Breda O’Brien: Coronavirus crisis should focus our minds on climate action

Climate change remains an abstraction for many in Ireland, but not for those suffering in Africa

If we want to protect generations to come, one possible vaccine for the environmental crisis is learning some lessons from the current one, if only for the sake of our children’s children. Photograph: Nick Bradshaw
If we want to protect generations to come, one possible vaccine for the environmental crisis is learning some lessons from the current one, if only for the sake of our children’s children. Photograph: Nick Bradshaw

Perhaps the most startling statistic to emerge from the latest Irish Times/Ipsos MRBI opinion poll is that only 26 per cent of Green voters believe that climate change should be the top priority for the next government. Therefore, almost three-quarters do not.

If ever there were an indicator that we are unlikely to learn much from this pandemic, this is probably it. If the majority of Green voters do not think that the next government should primarily focus on the climate, is it at all surprising that only 4 per cent of Fine Gael and Fianna Fáil voters believe it to be the most important issue?

One would have thought, however, that this catastrophic crisis would have focused our minds on how to avoid other disasters. Aside from a few die-hard sceptics, climate change is accepted as fact by everyone, from the pope to potato farmers. There is, however, a great deal of disagreement as to how much pain we should take now in order to avoid more pain later. Accepting on an intellectual level that there is a problem is entirely different from taking action now.

In one way, the coronavirus crisis is nothing like the problem of climate change. The former is like the sudden outbreak of world war, everywhere and at all times visible, whereas the latter remains remote and intangible unless you happen to live in one of the low-income countries. Climate change is not an abstraction if you are one of the 40 million people living in East Africa, where they face the triple threat of coronavirus, flooding and locusts. While locusts have swarmed for thousands of years and it is hard to attribute any one event to climate change, it focuses the mind.

READ MORE

CS Lewis delivered a famous sermon in 1939, called "Learning in Wartime". The sermon, ostensibly, is about whether it could be justified to go on studying at university when such momentous events were happening elsewhere.

As you might guess, Lewis affirms the importance of traditional humanistic learning. But his talk is also, and perhaps more importantly, a meditation on this question: given the inevitability of death, what is the best way to live? He says that “the war creates no absolutely new situation: it simply aggravates the permanent human situation so that we can no longer ignore it”.

Coronavirus makes the threat of disease and death imminent. It reminds us of our vulnerability and fragility in a way that we are often insulated against in our Western way of life. It is not that we are insulated against vulnerability and fragility. We are insulated against thinking about it.

For many people, frantic busyness gives no time to think about anything except the next 15 pending tasks. But it appears that even those who experienced enforced time for contemplation these past months did not use much of that time to think about environmental challenges.

This is not surprising. Humans are notoriously bad about estimating risk when it is not immediate, in the way that a global pandemic is immediate. A minority even managed to demonstrate how useless they were at estimating risk during a global pandemic, cavalierly continuing with their preferred activities even at the height of community transmission.

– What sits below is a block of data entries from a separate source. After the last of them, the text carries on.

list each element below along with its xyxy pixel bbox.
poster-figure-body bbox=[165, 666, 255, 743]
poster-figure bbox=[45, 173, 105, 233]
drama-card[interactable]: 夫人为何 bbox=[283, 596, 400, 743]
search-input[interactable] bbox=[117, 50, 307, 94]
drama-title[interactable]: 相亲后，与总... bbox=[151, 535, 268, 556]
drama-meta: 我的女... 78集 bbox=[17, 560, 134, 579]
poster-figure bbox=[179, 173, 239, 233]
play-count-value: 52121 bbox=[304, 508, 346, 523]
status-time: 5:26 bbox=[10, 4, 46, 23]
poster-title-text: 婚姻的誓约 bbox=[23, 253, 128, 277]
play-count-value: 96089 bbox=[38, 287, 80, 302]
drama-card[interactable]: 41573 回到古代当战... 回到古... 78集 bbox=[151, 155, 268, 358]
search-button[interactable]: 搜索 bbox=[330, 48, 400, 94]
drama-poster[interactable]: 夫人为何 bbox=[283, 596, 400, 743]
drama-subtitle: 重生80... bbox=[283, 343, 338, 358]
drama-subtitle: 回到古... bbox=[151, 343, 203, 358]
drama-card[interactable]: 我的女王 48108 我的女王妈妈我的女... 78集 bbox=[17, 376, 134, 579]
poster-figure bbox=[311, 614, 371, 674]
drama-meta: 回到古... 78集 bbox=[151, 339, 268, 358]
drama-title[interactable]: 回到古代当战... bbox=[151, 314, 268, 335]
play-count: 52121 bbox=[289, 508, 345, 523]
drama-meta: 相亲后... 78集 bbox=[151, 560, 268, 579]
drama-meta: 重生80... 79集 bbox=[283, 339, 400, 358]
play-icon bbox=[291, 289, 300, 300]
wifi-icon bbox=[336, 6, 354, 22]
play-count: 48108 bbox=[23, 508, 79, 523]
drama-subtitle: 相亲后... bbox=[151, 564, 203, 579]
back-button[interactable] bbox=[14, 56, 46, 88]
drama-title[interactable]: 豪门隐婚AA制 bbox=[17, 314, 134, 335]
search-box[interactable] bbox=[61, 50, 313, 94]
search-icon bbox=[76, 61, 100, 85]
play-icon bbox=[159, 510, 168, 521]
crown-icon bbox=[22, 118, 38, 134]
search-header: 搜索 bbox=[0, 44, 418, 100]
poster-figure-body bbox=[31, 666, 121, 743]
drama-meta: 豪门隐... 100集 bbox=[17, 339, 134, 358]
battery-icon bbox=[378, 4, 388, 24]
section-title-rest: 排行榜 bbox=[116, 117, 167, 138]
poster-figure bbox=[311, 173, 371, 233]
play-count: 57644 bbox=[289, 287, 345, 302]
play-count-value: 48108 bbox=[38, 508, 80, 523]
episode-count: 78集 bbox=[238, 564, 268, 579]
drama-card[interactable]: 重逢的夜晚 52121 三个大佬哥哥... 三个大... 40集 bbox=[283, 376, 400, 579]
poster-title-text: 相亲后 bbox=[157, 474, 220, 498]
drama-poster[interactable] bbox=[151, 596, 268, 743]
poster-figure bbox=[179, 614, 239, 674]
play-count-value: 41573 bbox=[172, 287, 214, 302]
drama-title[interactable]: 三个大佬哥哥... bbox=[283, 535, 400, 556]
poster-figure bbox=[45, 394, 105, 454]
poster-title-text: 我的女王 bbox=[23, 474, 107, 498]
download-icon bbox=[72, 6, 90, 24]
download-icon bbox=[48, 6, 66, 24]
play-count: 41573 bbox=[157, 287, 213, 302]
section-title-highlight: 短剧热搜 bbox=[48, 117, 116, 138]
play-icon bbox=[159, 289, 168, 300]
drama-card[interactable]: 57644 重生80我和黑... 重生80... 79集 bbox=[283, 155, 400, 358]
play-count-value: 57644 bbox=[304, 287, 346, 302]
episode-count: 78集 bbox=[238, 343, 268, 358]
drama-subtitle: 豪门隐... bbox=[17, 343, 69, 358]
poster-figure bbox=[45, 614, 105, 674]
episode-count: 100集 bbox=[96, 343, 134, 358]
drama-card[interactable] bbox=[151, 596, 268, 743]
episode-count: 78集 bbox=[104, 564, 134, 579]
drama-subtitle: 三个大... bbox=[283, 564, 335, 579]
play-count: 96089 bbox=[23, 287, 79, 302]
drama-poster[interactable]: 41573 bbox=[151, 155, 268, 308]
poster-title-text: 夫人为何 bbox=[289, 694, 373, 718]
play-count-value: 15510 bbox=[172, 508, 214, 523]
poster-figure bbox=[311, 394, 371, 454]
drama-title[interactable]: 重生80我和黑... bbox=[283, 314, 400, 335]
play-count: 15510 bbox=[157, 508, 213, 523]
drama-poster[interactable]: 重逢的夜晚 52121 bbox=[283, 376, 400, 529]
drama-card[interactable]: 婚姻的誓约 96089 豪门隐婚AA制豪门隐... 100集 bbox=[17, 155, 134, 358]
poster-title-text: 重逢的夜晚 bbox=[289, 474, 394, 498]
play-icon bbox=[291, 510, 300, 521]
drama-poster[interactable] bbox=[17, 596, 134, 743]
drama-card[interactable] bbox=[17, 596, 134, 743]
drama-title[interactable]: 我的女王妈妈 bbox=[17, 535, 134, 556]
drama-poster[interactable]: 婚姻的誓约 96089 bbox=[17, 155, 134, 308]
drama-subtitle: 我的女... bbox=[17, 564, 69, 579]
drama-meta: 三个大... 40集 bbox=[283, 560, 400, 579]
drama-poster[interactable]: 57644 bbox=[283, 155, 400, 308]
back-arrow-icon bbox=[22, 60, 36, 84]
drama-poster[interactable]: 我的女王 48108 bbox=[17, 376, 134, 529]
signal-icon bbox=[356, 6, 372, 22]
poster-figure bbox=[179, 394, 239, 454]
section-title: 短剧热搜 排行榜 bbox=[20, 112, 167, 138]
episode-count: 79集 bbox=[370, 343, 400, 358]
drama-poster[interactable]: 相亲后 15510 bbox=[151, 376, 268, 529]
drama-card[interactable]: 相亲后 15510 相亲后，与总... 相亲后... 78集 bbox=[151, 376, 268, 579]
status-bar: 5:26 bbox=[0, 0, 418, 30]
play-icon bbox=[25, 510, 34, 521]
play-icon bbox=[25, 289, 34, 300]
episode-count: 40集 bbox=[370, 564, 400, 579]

The economic shock caused by the current crisis is likely to make people even more averse to anything that seems to pose too high an economic cost

And yet, there should have been some aspects of the crisis that helped us to stop and think. People marvelled at the clean air, the sound of birdsong and appreciated perhaps for the first time what a blessing it is to have soothing green spaces in which to take even socially distanced exercise.

Food continued to arrive in our stores but the panic buying at the beginning reminded us that food does not originate in a factory, a warehouse or a supermarket. Anything worth eating is grown in some way.

And when workplace-transmitted coronavirus infections in meat-processing plants increased by 328 in one week, we realised uneasily how close we are at any time to losing a vital part of a supply chain.

Despite all that, the economic shock caused by the current crisis is likely to make people even more averse to anything that seems to pose too high an economic cost. Rebuilding the economy in a climate-friendly way is, without doubt, a massive challenge.

Putting off mitigation measures now on the grounds of a current crisis is not so much short-sighted as blind, given that action now prevents the need for even more drastic action later. As Lewis says in the same talk: “The only reason why the cancer at 60 or the paralysis at 75 do not bother us is that we forget them. War makes death real to us.” How do we make environmental disaster as real to us as the pandemic is?

One of the good things that emerged from the current crisis was a renewed appreciation of the importance of the bonds between generations, especially grandparents and grandchildren. We live in hope of a vaccine for the virus. If we want to protect generations to come, one possible vaccine for the environmental crisis is learning some lessons from the current one, if only for the sake of our children’s children.